The point about LastPass stumbling that you made was that they have had a few incidents where they have had some small data breaches, however, they’ve done a great job communicating that to their users, putting a very quick fix in place that prevented any passwords from getting out and resolving the issue very quickly. There’s always going to be some type of security incident that’s going to happen with all this software that’s out there because humans are behind it and they’re going to make a mistake. It’s how you react to it next and fix the problem and show that the architecture is such that if there’s a vulnerability to one piece of the software, it doesn’t expose everything.
In the LastPass case, they had a security vulnerability that exposed some of the user data on the site, but it did not expose any keys that allowed anybody’s passwords to get out. It showed that the way their system is set up, it’s segmented enough that you’re not going to get into the entire thing.
Mark: Something else I like is that if someone is utilizing LastPass for their entire company if their team is not being as good at using a different password, it’ll let you know over time and review your passwords for you. For example, when Yahoo was breached, they could tell you if the password that was breached is the same as other passwords in your LastPass repository.
Tim: That’s a great point, it will tell you how good your passwords are and notifies you if you have those deficiencies in your passwords or in the organization. There is a website out there called Have I Been Pwned?. It’s run by a very well known, white hat hacker, who is very reputable and speaks at a lot of conferences and has done a lot for the IT security industry. After a site gets breached the hacker organization may take that information and utilize it for a couple years and not let people know. But at some point, they want to brag that they compromised the site or they’re done with the data so they will release it out to the space and they will say, here’s all the date to prove that we compromised this, or here’s the data and do with it what you want.

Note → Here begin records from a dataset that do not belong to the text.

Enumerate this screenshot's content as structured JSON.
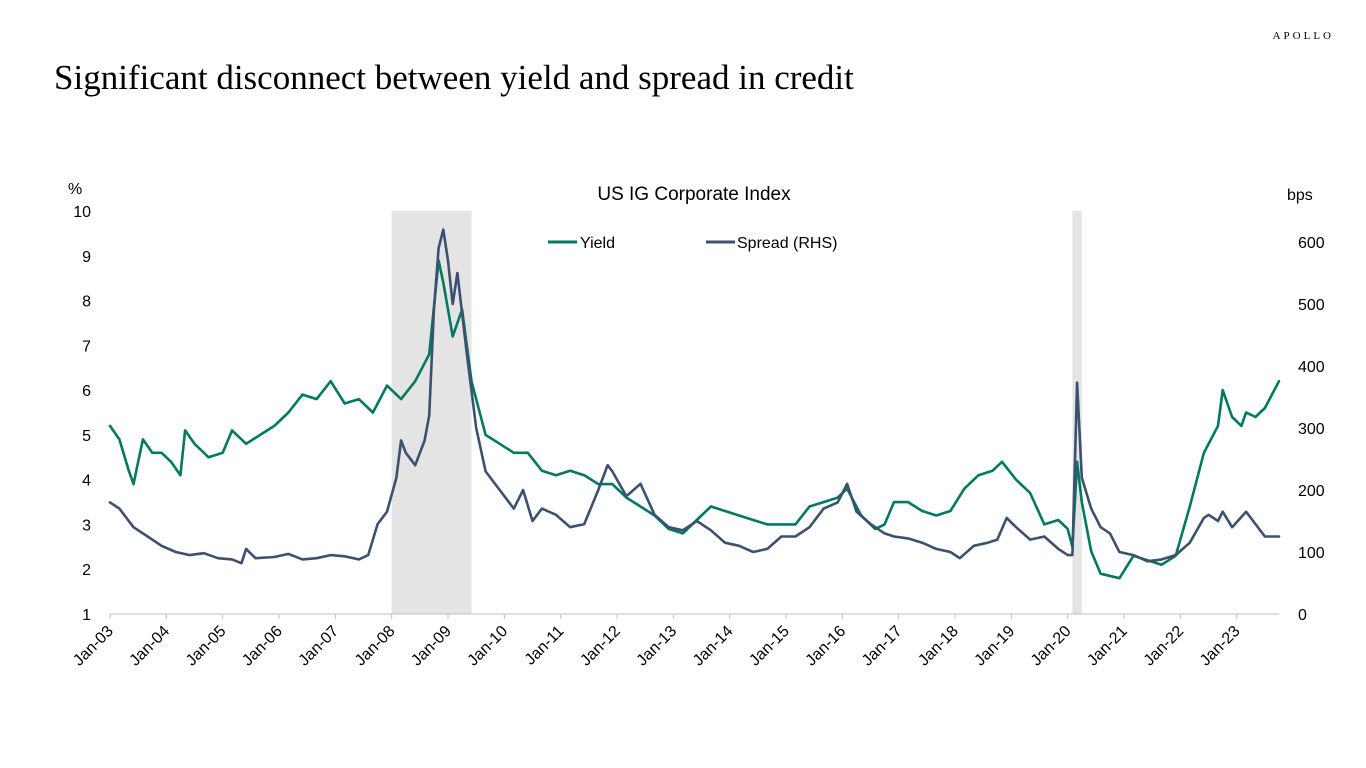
{
  "header": {
    "brand": "APOLLO",
    "headline": "Significant disconnect between yield and spread in credit"
  },
  "colors": {
    "yield": "#007A5E",
    "spread": "#3C5070",
    "recession": "#E4E4E4",
    "axis": "#BFBFBF"
  },
  "chart_data": {
    "type": "line",
    "title": "US IG Corporate Index",
    "left_axis_unit": "%",
    "right_axis_unit": "bps",
    "left_ylim": [
      1,
      10
    ],
    "left_yticks": [
      1,
      2,
      3,
      4,
      5,
      6,
      7,
      8,
      9,
      10
    ],
    "right_ylim": [
      0,
      650
    ],
    "right_yticks": [
      0,
      100,
      200,
      300,
      400,
      500,
      600
    ],
    "x_range": [
      "2003-01",
      "2023-10"
    ],
    "x_tick_labels": [
      "Jan-03",
      "Jan-04",
      "Jan-05",
      "Jan-06",
      "Jan-07",
      "Jan-08",
      "Jan-09",
      "Jan-10",
      "Jan-11",
      "Jan-12",
      "Jan-13",
      "Jan-14",
      "Jan-15",
      "Jan-16",
      "Jan-17",
      "Jan-18",
      "Jan-19",
      "Jan-20",
      "Jan-21",
      "Jan-22",
      "Jan-23"
    ],
    "recessions": [
      [
        "2008-01",
        "2009-06"
      ],
      [
        "2020-02",
        "2020-04"
      ]
    ],
    "legend_position": "top-center",
    "grid": false,
    "series": [
      {
        "name": "Yield",
        "axis": "left",
        "points": [
          [
            "2003-01",
            5.2
          ],
          [
            "2003-03",
            4.9
          ],
          [
            "2003-05",
            4.2
          ],
          [
            "2003-06",
            3.9
          ],
          [
            "2003-08",
            4.9
          ],
          [
            "2003-10",
            4.6
          ],
          [
            "2003-12",
            4.6
          ],
          [
            "2004-02",
            4.4
          ],
          [
            "2004-04",
            4.1
          ],
          [
            "2004-05",
            5.1
          ],
          [
            "2004-07",
            4.8
          ],
          [
            "2004-10",
            4.5
          ],
          [
            "2005-01",
            4.6
          ],
          [
            "2005-03",
            5.1
          ],
          [
            "2005-06",
            4.8
          ],
          [
            "2005-09",
            5.0
          ],
          [
            "2005-12",
            5.2
          ],
          [
            "2006-03",
            5.5
          ],
          [
            "2006-06",
            5.9
          ],
          [
            "2006-09",
            5.8
          ],
          [
            "2006-12",
            6.2
          ],
          [
            "2007-03",
            5.7
          ],
          [
            "2007-06",
            5.8
          ],
          [
            "2007-09",
            5.5
          ],
          [
            "2007-12",
            6.1
          ],
          [
            "2008-03",
            5.8
          ],
          [
            "2008-06",
            6.2
          ],
          [
            "2008-09",
            6.8
          ],
          [
            "2008-11",
            8.9
          ],
          [
            "2008-12",
            8.4
          ],
          [
            "2009-02",
            7.2
          ],
          [
            "2009-04",
            7.8
          ],
          [
            "2009-06",
            6.2
          ],
          [
            "2009-09",
            5.0
          ],
          [
            "2009-12",
            4.8
          ],
          [
            "2010-03",
            4.6
          ],
          [
            "2010-06",
            4.6
          ],
          [
            "2010-09",
            4.2
          ],
          [
            "2010-12",
            4.1
          ],
          [
            "2011-03",
            4.2
          ],
          [
            "2011-06",
            4.1
          ],
          [
            "2011-09",
            3.9
          ],
          [
            "2011-12",
            3.9
          ],
          [
            "2012-03",
            3.6
          ],
          [
            "2012-06",
            3.4
          ],
          [
            "2012-09",
            3.2
          ],
          [
            "2012-12",
            2.9
          ],
          [
            "2013-03",
            2.8
          ],
          [
            "2013-06",
            3.1
          ],
          [
            "2013-09",
            3.4
          ],
          [
            "2013-12",
            3.3
          ],
          [
            "2014-03",
            3.2
          ],
          [
            "2014-06",
            3.1
          ],
          [
            "2014-09",
            3.0
          ],
          [
            "2014-12",
            3.0
          ],
          [
            "2015-03",
            3.0
          ],
          [
            "2015-06",
            3.4
          ],
          [
            "2015-09",
            3.5
          ],
          [
            "2015-12",
            3.6
          ],
          [
            "2016-02",
            3.8
          ],
          [
            "2016-05",
            3.2
          ],
          [
            "2016-08",
            2.9
          ],
          [
            "2016-10",
            3.0
          ],
          [
            "2016-12",
            3.5
          ],
          [
            "2017-03",
            3.5
          ],
          [
            "2017-06",
            3.3
          ],
          [
            "2017-09",
            3.2
          ],
          [
            "2017-12",
            3.3
          ],
          [
            "2018-03",
            3.8
          ],
          [
            "2018-06",
            4.1
          ],
          [
            "2018-09",
            4.2
          ],
          [
            "2018-11",
            4.4
          ],
          [
            "2019-02",
            4.0
          ],
          [
            "2019-05",
            3.7
          ],
          [
            "2019-08",
            3.0
          ],
          [
            "2019-11",
            3.1
          ],
          [
            "2020-01",
            2.9
          ],
          [
            "2020-02",
            2.5
          ],
          [
            "2020-03",
            4.4
          ],
          [
            "2020-04",
            3.5
          ],
          [
            "2020-06",
            2.4
          ],
          [
            "2020-08",
            1.9
          ],
          [
            "2020-12",
            1.8
          ],
          [
            "2021-03",
            2.3
          ],
          [
            "2021-06",
            2.2
          ],
          [
            "2021-09",
            2.1
          ],
          [
            "2021-12",
            2.3
          ],
          [
            "2022-03",
            3.4
          ],
          [
            "2022-06",
            4.6
          ],
          [
            "2022-09",
            5.2
          ],
          [
            "2022-10",
            6.0
          ],
          [
            "2022-12",
            5.4
          ],
          [
            "2023-02",
            5.2
          ],
          [
            "2023-03",
            5.5
          ],
          [
            "2023-05",
            5.4
          ],
          [
            "2023-07",
            5.6
          ],
          [
            "2023-10",
            6.2
          ]
        ]
      },
      {
        "name": "Spread (RHS)",
        "axis": "right",
        "points": [
          [
            "2003-01",
            180
          ],
          [
            "2003-03",
            170
          ],
          [
            "2003-06",
            140
          ],
          [
            "2003-09",
            125
          ],
          [
            "2003-12",
            110
          ],
          [
            "2004-03",
            100
          ],
          [
            "2004-06",
            95
          ],
          [
            "2004-09",
            98
          ],
          [
            "2004-12",
            90
          ],
          [
            "2005-03",
            88
          ],
          [
            "2005-05",
            82
          ],
          [
            "2005-06",
            105
          ],
          [
            "2005-08",
            90
          ],
          [
            "2005-12",
            92
          ],
          [
            "2006-03",
            97
          ],
          [
            "2006-06",
            88
          ],
          [
            "2006-09",
            90
          ],
          [
            "2006-12",
            95
          ],
          [
            "2007-03",
            93
          ],
          [
            "2007-06",
            88
          ],
          [
            "2007-08",
            95
          ],
          [
            "2007-10",
            145
          ],
          [
            "2007-12",
            165
          ],
          [
            "2008-02",
            220
          ],
          [
            "2008-03",
            280
          ],
          [
            "2008-04",
            260
          ],
          [
            "2008-06",
            240
          ],
          [
            "2008-08",
            280
          ],
          [
            "2008-09",
            320
          ],
          [
            "2008-10",
            490
          ],
          [
            "2008-11",
            590
          ],
          [
            "2008-12",
            620
          ],
          [
            "2009-01",
            570
          ],
          [
            "2009-02",
            500
          ],
          [
            "2009-03",
            550
          ],
          [
            "2009-05",
            420
          ],
          [
            "2009-07",
            300
          ],
          [
            "2009-09",
            230
          ],
          [
            "2009-12",
            200
          ],
          [
            "2010-03",
            170
          ],
          [
            "2010-05",
            200
          ],
          [
            "2010-07",
            150
          ],
          [
            "2010-09",
            170
          ],
          [
            "2010-12",
            160
          ],
          [
            "2011-03",
            140
          ],
          [
            "2011-06",
            145
          ],
          [
            "2011-09",
            200
          ],
          [
            "2011-11",
            240
          ],
          [
            "2011-12",
            230
          ],
          [
            "2012-03",
            190
          ],
          [
            "2012-06",
            210
          ],
          [
            "2012-09",
            160
          ],
          [
            "2012-12",
            140
          ],
          [
            "2013-03",
            135
          ],
          [
            "2013-06",
            150
          ],
          [
            "2013-09",
            135
          ],
          [
            "2013-12",
            115
          ],
          [
            "2014-03",
            110
          ],
          [
            "2014-06",
            100
          ],
          [
            "2014-09",
            105
          ],
          [
            "2014-12",
            125
          ],
          [
            "2015-03",
            125
          ],
          [
            "2015-06",
            140
          ],
          [
            "2015-09",
            170
          ],
          [
            "2015-12",
            180
          ],
          [
            "2016-02",
            210
          ],
          [
            "2016-04",
            165
          ],
          [
            "2016-07",
            145
          ],
          [
            "2016-10",
            130
          ],
          [
            "2016-12",
            125
          ],
          [
            "2017-03",
            122
          ],
          [
            "2017-06",
            115
          ],
          [
            "2017-09",
            105
          ],
          [
            "2017-12",
            100
          ],
          [
            "2018-02",
            90
          ],
          [
            "2018-05",
            110
          ],
          [
            "2018-08",
            115
          ],
          [
            "2018-10",
            120
          ],
          [
            "2018-12",
            155
          ],
          [
            "2019-02",
            140
          ],
          [
            "2019-05",
            120
          ],
          [
            "2019-08",
            125
          ],
          [
            "2019-11",
            105
          ],
          [
            "2020-01",
            95
          ],
          [
            "2020-02",
            95
          ],
          [
            "2020-03",
            373
          ],
          [
            "2020-04",
            220
          ],
          [
            "2020-06",
            170
          ],
          [
            "2020-08",
            140
          ],
          [
            "2020-10",
            130
          ],
          [
            "2020-12",
            100
          ],
          [
            "2021-03",
            95
          ],
          [
            "2021-06",
            85
          ],
          [
            "2021-09",
            88
          ],
          [
            "2021-12",
            95
          ],
          [
            "2022-03",
            115
          ],
          [
            "2022-06",
            155
          ],
          [
            "2022-07",
            160
          ],
          [
            "2022-09",
            150
          ],
          [
            "2022-10",
            165
          ],
          [
            "2022-12",
            140
          ],
          [
            "2023-03",
            165
          ],
          [
            "2023-05",
            145
          ],
          [
            "2023-07",
            125
          ],
          [
            "2023-10",
            125
          ]
        ]
      }
    ]
  }
}
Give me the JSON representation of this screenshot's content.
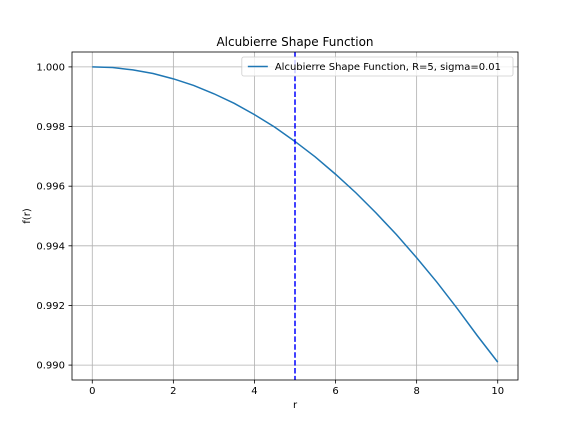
{
  "chart_data": {
    "type": "line",
    "title": "Alcubierre Shape Function",
    "xlabel": "r",
    "ylabel": "f(r)",
    "xlim": [
      -0.5,
      10.5
    ],
    "ylim": [
      0.9895,
      1.0005
    ],
    "xticks": [
      0,
      2,
      4,
      6,
      8,
      10
    ],
    "xtick_labels": [
      "0",
      "2",
      "4",
      "6",
      "8",
      "10"
    ],
    "yticks": [
      0.99,
      0.992,
      0.994,
      0.996,
      0.998,
      1.0
    ],
    "ytick_labels": [
      "0.990",
      "0.992",
      "0.994",
      "0.996",
      "0.998",
      "1.000"
    ],
    "grid": true,
    "legend_position": "upper right",
    "series": [
      {
        "name": "Alcubierre Shape Function, R=5, sigma=0.01",
        "color": "#1f77b4",
        "x": [
          0,
          0.5,
          1,
          1.5,
          2,
          2.5,
          3,
          3.5,
          4,
          4.5,
          5,
          5.5,
          6,
          6.5,
          7,
          7.5,
          8,
          8.5,
          9,
          9.5,
          10
        ],
        "y": [
          1.0,
          0.99998,
          0.9999,
          0.99978,
          0.9996,
          0.99938,
          0.9991,
          0.99878,
          0.9984,
          0.99798,
          0.9975,
          0.99698,
          0.9964,
          0.99578,
          0.9951,
          0.99438,
          0.9936,
          0.99278,
          0.9919,
          0.99098,
          0.9901
        ]
      }
    ],
    "vlines": [
      {
        "x": 5,
        "color": "#0000ff",
        "style": "dashed"
      }
    ]
  }
}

Have I Been Pwned takes that data and puts it into a big database of all the data that’s been breached over the years. If you sign up for the free notification service they will send you an email if your address or username is ever part of any of those data breaches. I got one last year that said my email address was part of the LinkedIn breach that happened two years prior. It was good for me to know that I needed to change my password. That’s a great service.
This interview has been edited and condensed.